Das Hauptaugenmerk lag darin, die Konstruktion in den sensiblen Übergängen zwischen Boden und Seitenwänden (dem sogenannten Rundhorizont) und in den Raumecken möglichst robust zu gestalten und somit die Stabilität der Hohlkehlen zu erhöhen.Ein weiteres Problem, das häufig erst in der Postproduktion zum Vorschein kommt, ist die ungleichmäßige Farbbeschichtung, hervorgerufen durch unterschiedliche Untergrundmaterialien. Daraus ergeben sich minimale Farbunterschiede des eigentlichen Greenscreens, welche bei der Nachbearbeitung der Aufnahme am Computer ins Auge fallen können.

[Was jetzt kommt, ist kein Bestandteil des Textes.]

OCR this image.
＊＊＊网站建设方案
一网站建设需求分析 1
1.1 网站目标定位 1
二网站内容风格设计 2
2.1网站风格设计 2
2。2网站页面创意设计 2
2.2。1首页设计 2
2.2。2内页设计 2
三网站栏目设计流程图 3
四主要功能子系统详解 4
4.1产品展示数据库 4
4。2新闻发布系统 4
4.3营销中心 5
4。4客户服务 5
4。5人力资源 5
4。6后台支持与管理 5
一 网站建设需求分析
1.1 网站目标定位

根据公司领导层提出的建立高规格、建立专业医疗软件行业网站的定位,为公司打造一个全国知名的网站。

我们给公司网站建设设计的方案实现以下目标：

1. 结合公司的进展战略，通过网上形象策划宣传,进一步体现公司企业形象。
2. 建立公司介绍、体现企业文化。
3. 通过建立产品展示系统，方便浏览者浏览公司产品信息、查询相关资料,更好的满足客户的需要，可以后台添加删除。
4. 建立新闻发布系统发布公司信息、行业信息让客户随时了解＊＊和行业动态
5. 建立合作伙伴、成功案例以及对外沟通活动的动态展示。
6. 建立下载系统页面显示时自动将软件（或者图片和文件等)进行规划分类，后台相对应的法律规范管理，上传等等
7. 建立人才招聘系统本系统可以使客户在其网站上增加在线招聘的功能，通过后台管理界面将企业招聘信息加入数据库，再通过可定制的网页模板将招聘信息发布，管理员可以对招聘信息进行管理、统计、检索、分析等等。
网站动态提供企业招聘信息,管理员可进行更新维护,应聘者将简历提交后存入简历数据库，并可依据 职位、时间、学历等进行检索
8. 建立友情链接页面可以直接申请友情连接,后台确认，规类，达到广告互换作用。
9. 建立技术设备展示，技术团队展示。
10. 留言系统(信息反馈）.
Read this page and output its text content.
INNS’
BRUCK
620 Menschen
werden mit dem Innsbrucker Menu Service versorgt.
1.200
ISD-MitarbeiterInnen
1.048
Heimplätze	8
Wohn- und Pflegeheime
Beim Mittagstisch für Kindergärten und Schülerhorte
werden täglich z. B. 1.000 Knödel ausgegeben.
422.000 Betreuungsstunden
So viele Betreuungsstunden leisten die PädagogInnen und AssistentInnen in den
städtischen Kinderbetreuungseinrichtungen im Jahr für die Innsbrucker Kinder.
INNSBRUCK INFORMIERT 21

Im GMW Studio kommt eine auf Belastbarkeit getrimmte Metallkonstruktion zum Einsatz. Zur Vermeidung von Farbunterschieden wurden auch an den Wänden die gleichen Metallplatten eingesetzt wie in den Hohlkehlen. Alle Metallplatten wurden lasergebogen, und sind damit in ihrer Gestaltung sehr gleichmäßig über die gesamte Fläche. Die Platten wurden miteinander verschweißt, die Gesamtfläche grundiert und entstandene Übergänge final verspachtelt.
Metall weißt einen geringen Wärmekoeffizienten auf, wodurch auch bei großen Wärmeunterschieden die Ausdehnung der Oberflächen minimiert wird. Auf diese Weise kann eine Rissbildung an den Übergängen vermieden werden.Auch der Bodenbelag wurde nach Robustheit und minimaler Ausdehnung ausgewählt und besteht aus geschliffenem Estrich. Das Material verfügt über die gleiche Wärmeausdehnung wie die Metallplatten.